I vacummed it out (as I have before), it held pressure for a day, Added in my 134a.
The odd thing is - it took foreeeeeever to suck in the 134a. Like 45 mins for the first can. Then I couldn't get more than about 6 mor oz in (for 18ish total) which I know isn't enough. Vent temps got cool but not cold. However it was reading like 45 and 250 (can't remember) overall very high. So I shut it off and let it sit.
Low and behold, a week later - zero pressure at all.
So I must have a leake of some kind. I suspect it may be o-ring or seal related since it holds a vacuum just fine, its only udner pressure it leaks. And don't know WTF is up w/ the slow charge or weird maxes.
I'm wondering if the R12 to 134 adapter fitting on the low side may be questionable... I *think* there is a needle in there that actiates the original Scharder valve...? Wonder if it is sticking and is pulling closed on vacuum but not completely sealing on pressure, and also is not fully opening to let the incoming 134a is?

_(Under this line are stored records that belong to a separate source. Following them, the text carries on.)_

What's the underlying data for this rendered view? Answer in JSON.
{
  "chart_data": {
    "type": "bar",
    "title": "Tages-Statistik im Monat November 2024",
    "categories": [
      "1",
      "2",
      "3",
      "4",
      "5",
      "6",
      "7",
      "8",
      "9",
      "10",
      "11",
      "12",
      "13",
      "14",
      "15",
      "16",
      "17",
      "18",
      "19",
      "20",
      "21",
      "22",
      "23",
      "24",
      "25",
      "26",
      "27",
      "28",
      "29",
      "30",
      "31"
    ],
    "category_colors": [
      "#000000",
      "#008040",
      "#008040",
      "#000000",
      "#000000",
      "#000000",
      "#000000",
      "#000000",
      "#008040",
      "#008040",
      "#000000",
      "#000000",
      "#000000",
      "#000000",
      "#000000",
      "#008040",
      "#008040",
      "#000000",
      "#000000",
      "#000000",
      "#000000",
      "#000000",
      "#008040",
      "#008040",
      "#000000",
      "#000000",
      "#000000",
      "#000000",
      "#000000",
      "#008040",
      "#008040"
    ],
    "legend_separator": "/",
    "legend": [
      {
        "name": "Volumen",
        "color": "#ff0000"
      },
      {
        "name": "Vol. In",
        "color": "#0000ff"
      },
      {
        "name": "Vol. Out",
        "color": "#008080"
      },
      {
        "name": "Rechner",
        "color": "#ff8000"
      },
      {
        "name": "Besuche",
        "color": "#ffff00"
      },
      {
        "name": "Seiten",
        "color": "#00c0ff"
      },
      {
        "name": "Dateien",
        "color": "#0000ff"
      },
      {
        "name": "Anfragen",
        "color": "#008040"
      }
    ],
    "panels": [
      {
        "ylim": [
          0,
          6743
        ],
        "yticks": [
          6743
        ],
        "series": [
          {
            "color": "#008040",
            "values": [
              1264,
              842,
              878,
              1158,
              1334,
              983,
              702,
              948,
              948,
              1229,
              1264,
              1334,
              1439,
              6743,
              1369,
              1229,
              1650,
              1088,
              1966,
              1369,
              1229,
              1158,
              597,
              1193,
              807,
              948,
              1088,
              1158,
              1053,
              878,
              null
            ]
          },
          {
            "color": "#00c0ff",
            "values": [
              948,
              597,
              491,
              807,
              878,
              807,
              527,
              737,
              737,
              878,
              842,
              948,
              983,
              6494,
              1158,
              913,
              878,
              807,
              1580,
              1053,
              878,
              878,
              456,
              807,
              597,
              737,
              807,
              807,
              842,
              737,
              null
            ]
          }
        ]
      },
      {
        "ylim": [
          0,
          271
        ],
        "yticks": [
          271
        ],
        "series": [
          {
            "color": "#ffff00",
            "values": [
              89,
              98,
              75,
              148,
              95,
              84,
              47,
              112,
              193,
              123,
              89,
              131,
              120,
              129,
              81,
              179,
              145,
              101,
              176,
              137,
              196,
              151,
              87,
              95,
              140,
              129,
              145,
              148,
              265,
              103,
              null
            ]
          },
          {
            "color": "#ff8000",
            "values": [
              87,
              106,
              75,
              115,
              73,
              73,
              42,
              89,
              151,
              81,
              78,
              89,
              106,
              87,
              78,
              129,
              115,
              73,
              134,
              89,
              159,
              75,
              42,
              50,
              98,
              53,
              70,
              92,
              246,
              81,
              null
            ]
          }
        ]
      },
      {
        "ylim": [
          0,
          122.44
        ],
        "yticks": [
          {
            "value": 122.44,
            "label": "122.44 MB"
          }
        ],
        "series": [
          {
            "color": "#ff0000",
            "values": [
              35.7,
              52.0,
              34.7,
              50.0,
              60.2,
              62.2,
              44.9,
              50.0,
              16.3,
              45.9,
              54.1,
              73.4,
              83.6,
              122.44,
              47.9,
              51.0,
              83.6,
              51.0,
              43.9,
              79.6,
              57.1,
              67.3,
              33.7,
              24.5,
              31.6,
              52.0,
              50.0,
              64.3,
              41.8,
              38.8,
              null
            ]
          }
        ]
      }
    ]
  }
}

Oh, and I realized I may be letting a little air in because I used the same fitting end from my vacuum to connect the 134a can.... and guess its possible that line (up to teh site glass) refilled with air in teh exchange. Next time I'll open the can first then lossen the threads and purge it out a little before opening the manifold valve.
but I guess its time for some flourescent dye. Open to any other ideas.